The partnership appears to have come into existence on 15-4-1982. The firm was dissolved on 1-4-1994 as a result of which, the three partners other than the assessee retired and the assessee continued the business as its sole proprietor. There was a search under section 132 of the Act at the residential and business premises of the assessee on 13-8-1995.

Nothing incriminating was found from this search. On the same day the premises of A.K. Arora were also searched. In the course of this search, loose papers on the basis of which additions are made in the present case were found. Some of the papers had the abbreviations 'BI/MLA' or simply 'MLA'. Admittedly,'BI'stood for Bharat Ispat, but that'MLA'stood for Mohan Lal Arora was denied. Additions were made on the ground that 'MLA'stood for Mohan Lal Arora and hence the entries therein pertained to the assessee. However, in para 6-1 have already held, concurring with the learned AM, that it cannot be said with certainty that 'MLA' stood for Mohan Lal Arora. It is also mentioned in para 2 and reiterated in para 7 above that there is no disagreement between the learned members that the entries pertained to the erstwhile partnership.

Since there was a search at the premises of the assessee, assessment has been completed under section 158BC(c) of the Act. However, he has also been assessed on the income pertaining to the erstwhile firm.

Section 158BH provides that all other provisions of the Act shall apply to assessment made under Chapter XIV-B. Section 189(1) provides that where any business or profession carried on by a firm has been discontinued or where a firm is dissolved, the assessing officer shall make an assessment of the total income of the firm as if no such discontinuance or dissolution and taken place. Further, section 189(3) provides that every person who was at the time of such discontinuance or dissolution a partner of the firm, and the legal representative of any such person who is deceased, shall be jointly and severally liable for the amount of tax, penalty or other such payable, and all the provisions of the Act, so far as may be, shall apply to any such assessment or imposition of penalty or other sum.

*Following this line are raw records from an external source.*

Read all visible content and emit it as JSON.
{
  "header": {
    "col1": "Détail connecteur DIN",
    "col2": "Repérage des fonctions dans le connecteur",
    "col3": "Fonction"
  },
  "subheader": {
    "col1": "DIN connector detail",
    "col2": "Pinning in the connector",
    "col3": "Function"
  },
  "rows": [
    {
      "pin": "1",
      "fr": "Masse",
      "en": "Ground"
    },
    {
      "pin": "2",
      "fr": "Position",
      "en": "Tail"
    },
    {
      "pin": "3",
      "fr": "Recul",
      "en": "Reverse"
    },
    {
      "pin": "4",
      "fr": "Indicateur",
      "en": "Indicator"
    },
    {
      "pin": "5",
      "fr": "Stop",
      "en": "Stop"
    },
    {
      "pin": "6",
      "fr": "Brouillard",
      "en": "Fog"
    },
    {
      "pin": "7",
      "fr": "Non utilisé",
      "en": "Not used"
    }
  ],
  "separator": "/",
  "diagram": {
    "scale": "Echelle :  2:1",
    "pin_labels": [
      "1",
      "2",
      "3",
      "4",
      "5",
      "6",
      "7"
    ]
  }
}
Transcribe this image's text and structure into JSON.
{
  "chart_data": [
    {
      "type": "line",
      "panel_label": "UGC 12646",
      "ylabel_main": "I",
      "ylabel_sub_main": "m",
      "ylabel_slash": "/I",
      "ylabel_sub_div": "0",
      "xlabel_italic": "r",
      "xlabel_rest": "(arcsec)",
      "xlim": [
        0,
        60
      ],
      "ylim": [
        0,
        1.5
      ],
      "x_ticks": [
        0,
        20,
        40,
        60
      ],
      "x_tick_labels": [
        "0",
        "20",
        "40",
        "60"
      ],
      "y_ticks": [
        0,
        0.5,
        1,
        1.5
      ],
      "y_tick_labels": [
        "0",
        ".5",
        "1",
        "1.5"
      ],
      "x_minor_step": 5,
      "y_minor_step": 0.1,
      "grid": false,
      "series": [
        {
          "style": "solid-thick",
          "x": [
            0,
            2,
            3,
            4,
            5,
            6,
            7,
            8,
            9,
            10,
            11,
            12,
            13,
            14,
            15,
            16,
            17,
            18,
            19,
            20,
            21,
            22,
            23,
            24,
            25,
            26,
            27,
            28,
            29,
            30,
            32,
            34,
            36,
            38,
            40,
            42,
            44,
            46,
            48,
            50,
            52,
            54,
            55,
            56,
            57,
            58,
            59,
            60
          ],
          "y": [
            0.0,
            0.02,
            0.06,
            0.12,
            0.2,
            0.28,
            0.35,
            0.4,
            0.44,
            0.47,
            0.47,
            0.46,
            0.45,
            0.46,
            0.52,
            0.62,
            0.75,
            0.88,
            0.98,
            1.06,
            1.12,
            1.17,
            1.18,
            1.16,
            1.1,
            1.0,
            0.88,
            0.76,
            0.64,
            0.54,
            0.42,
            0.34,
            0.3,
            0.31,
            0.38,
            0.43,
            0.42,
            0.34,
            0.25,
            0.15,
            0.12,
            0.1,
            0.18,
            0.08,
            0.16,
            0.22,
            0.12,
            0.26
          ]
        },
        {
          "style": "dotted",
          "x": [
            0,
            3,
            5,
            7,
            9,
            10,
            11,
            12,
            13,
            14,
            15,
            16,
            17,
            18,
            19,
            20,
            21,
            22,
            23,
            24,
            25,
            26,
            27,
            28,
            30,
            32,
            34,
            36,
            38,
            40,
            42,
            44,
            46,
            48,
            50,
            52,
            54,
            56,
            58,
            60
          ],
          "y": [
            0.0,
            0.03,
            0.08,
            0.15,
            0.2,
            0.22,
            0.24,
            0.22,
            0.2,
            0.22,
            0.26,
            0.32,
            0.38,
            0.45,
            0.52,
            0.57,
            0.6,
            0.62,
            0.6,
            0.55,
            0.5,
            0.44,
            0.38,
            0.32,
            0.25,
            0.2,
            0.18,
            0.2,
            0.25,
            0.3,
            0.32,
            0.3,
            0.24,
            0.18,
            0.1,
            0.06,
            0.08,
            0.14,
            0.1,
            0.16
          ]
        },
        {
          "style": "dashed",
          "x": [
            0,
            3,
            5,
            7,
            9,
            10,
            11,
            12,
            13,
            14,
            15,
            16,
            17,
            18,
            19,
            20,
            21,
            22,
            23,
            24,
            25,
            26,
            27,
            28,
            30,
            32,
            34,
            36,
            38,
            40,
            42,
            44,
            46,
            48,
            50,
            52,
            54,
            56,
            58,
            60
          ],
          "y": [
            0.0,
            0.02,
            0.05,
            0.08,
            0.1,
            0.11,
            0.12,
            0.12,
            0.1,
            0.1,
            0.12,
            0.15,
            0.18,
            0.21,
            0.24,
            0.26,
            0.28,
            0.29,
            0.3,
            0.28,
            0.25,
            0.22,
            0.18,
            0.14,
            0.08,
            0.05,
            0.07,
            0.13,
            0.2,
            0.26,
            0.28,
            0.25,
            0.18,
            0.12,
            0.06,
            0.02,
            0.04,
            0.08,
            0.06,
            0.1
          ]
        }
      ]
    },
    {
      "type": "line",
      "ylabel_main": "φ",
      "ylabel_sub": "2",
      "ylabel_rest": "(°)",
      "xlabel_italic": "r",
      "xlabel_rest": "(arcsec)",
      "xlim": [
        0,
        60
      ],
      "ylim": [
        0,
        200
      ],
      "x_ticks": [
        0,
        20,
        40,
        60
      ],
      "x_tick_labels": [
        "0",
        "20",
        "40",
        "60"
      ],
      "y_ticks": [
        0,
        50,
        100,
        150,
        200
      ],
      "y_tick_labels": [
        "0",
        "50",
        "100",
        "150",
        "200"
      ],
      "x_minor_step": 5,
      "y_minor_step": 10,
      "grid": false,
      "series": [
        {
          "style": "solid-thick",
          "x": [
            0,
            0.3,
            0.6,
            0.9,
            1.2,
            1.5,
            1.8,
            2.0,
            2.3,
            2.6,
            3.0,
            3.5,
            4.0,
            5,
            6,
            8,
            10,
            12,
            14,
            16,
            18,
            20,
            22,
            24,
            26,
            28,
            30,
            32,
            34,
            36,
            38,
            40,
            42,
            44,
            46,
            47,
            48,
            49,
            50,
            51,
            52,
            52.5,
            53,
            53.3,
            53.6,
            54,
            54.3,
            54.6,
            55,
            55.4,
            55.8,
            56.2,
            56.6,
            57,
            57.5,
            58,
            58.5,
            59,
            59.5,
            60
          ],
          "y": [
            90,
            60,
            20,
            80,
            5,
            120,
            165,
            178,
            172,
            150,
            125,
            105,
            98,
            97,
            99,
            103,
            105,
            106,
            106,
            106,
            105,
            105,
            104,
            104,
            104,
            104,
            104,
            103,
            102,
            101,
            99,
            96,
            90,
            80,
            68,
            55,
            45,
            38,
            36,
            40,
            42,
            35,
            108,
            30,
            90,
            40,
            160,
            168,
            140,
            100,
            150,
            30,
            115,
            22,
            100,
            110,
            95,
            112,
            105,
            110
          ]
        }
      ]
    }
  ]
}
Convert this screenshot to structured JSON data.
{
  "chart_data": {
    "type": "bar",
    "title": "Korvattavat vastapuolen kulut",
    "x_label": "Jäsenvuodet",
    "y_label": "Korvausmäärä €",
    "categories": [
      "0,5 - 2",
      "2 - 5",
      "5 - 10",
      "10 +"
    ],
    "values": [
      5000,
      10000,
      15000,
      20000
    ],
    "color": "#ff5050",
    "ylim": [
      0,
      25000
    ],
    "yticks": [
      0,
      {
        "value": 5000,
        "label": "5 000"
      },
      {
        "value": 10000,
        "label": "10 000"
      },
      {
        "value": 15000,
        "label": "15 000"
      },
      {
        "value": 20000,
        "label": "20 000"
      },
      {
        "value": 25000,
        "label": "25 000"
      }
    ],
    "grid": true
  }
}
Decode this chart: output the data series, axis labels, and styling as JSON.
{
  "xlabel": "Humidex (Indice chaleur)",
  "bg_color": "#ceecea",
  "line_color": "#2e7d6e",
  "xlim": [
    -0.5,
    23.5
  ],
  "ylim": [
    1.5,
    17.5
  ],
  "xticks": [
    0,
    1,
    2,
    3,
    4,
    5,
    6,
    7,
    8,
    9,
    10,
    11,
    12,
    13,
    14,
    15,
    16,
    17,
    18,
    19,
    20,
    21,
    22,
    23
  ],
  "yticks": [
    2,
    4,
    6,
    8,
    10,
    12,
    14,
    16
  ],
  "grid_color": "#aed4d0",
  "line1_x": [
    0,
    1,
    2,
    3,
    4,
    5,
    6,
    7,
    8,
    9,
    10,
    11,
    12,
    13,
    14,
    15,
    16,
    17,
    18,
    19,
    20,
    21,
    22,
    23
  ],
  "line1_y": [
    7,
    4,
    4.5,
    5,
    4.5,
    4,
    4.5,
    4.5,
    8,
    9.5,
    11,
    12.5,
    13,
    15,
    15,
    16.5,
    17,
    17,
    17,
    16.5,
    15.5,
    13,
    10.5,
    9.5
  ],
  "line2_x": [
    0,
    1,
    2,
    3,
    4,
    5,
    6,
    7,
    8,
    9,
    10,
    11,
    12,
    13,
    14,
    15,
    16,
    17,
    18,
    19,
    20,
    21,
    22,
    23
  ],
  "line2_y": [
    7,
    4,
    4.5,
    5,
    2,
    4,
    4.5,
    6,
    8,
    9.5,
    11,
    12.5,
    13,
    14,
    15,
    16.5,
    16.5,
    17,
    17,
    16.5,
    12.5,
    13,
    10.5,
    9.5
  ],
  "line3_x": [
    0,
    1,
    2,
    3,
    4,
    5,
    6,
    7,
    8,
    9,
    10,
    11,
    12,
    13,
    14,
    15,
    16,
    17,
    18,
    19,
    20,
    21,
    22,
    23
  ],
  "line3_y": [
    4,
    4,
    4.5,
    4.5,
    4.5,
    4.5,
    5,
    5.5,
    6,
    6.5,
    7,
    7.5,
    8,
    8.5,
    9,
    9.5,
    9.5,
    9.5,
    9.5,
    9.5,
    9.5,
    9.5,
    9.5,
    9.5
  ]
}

Contrary to these legal provisions of the Act, in para 21 of her order, the learned JM has stated that ". . . everyone in a partnership firm merely by dissolving it cannot just walk away from it blithely."Again in para 22 of her orderit has been stated that "the liabilities incurred by the said concern has to be honoured by someone and unless something contrary is stated in the Dissolution Deed the one onwhom the assets devolve the liabilities have to be honoured by him." What has been stated by the learned JM is contrary not only to the provisions of the Income Tax Act, but also contrary to the general law.

In the present case, as mentioned earlier, the entries in the seized papers pertain to the firm. As discussed in para 10 above, there are adequate provisions in the Act itself to see that no income escapes assessment and hence the income could have been assessed in the hands of the firm. In fact, it ought to have been assessed in the hands of the firm only despite dissolution having taken place by following the procedure laid down in section 158BD read with section 189(i). The same cannot be assessed in the hands of the assessee. It is not proper to say, as has been stated in para 12 of her order by the learned JM, that the said person (i.e., the assessee in this case) cannot wash away his hands from the liabilities which have been fastened upon him. The entire section 189 is sufficient to take care of the situation. Thus, simply because the assessee continued the business of the erstwhile firm as its sole proprietor, the income of the erstwhile partnership cannot be assessed in his individual hands.

Finally, it is admitted that the seized papers do not make a mention about the dates of the transactions. It is on record that the partnership subsisted from April, 1982 to March, 1994. In that event, it is difficult to ascertain the exact period to which the income belongs and whether it falls within the block period 1986-87 to 1995-96 or not.

In the final analysis, I agree with the view taken by the learned Accountant Member deleting the additions of Rs. 25,91,105 and Rs. 10,00,000.

The matter will now go to the regular Bench for the final disposal of the appeal in accordance with the majority opinion.